Zero string break angle! Not Good!
Zero string break angle! Not Good!

If You Can Envision It, You Can Achieve It


Mindful playing and practicing on the guitar
Mindful playing
Lately, I have been focusing on practicing. I have been attending various concerts, recitals and the orchestra with my best friend, and my passion for making music has been elevated to new heights. 

I’m not talking about the practicing you do where you run through the songs you know because you just like playing. I’m referring to paying serious attention to sharpening existing skills and developing new ones through concentrated effort. I’m referring to the kind of practicing that requires the determined intention of breaking through previous musical barriers, both in technical ability and emotional expression. I’ve practiced this way at times in the past (and have made great improvements that people have commented on), just not with this conscious intention. 

By concentrating on playing each note with precision, making sure to play only as fast as I can while nailing every note with the correct finger and pick direction, I’ve noticed that all of my playing has improved, including songs that are nothing but strummed chords. As close as I can tell, it’s because I now see that regardless of whether playing on an orchestral level is or is not attainable, there’s no reason to approach making music as though it isn’t. Watching a pianist who has not even graduated his masters program play what is considered to be one of the hardest pieces in the world to play shows it is attainable and he would not have achieved it if he had gone into it thinking it was unattainable. 

They say if you can envision it, you can achieve it. I intend to prove them right.

Nevermind Coming to See Us Play

In late 1991, my band got a small — yet decent — gig with two other local bands.
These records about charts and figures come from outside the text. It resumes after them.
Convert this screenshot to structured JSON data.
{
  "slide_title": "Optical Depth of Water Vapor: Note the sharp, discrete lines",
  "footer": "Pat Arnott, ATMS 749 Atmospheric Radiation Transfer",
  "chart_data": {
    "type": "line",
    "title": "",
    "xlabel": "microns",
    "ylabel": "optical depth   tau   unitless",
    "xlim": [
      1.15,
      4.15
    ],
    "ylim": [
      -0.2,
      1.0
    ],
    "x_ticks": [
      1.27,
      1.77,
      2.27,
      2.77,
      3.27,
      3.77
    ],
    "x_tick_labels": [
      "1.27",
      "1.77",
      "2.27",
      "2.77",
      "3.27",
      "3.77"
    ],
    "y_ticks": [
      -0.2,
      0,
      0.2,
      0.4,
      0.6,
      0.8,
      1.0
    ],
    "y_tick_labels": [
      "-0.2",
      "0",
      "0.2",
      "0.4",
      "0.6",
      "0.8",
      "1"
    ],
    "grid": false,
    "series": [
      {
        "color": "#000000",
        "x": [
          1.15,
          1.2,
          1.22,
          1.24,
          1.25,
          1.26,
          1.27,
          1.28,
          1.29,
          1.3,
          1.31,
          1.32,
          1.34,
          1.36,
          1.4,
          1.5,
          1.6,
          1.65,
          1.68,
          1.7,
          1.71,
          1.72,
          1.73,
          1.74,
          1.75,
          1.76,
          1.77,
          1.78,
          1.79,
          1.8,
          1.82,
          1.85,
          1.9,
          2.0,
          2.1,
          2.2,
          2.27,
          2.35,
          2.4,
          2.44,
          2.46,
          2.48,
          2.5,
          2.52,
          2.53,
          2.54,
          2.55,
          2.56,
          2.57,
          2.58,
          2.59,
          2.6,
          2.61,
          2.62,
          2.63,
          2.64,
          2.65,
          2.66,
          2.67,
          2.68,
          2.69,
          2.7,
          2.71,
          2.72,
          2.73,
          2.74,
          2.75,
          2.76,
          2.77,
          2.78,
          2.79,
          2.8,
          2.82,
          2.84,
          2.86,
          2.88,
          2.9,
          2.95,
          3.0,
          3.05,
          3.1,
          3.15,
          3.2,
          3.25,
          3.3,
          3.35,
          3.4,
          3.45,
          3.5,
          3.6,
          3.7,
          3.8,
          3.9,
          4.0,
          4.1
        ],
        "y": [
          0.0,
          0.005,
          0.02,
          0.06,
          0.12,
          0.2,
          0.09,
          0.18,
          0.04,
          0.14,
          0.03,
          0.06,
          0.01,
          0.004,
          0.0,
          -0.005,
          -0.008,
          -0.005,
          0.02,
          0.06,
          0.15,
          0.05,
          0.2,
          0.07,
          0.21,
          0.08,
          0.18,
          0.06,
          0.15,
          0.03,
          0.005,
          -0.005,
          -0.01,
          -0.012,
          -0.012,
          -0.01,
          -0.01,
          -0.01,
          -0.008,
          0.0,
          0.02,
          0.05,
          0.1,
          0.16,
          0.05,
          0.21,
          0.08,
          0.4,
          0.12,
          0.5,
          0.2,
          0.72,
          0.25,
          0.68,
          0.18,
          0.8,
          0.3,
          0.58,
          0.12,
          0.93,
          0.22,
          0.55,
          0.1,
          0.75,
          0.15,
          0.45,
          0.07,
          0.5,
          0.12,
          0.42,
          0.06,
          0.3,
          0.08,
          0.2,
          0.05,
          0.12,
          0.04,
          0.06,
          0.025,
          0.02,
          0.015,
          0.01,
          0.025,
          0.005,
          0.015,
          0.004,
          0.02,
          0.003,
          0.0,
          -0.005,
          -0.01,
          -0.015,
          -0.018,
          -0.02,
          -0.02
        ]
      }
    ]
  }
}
We were excited to play a show which promised to have a good turnout with a lot of energy. 

Unfortunately, we found out the day of the show that our friends may not show up. It was due to another show just a few blocks away that featured an unknown band on tour to support a record they just released that none of us had ever heard of. In fact, none of our friends showed up that night.
This is a pic of me playing a different show on a different night at that OTHER club, which was known at the time as J.C.Dobbs. I’d played shows before and after that night on the Dobbs stage and, although it may look small and grungy, the walls were lined with signed photos of a veritable history of great music makers who went on to bigger and better audiences.

Oh, and that unheard-of band who stole our friends for an evening? On tour to promote their new album Nevermind, it was a small trio from Seattle called Nirvana.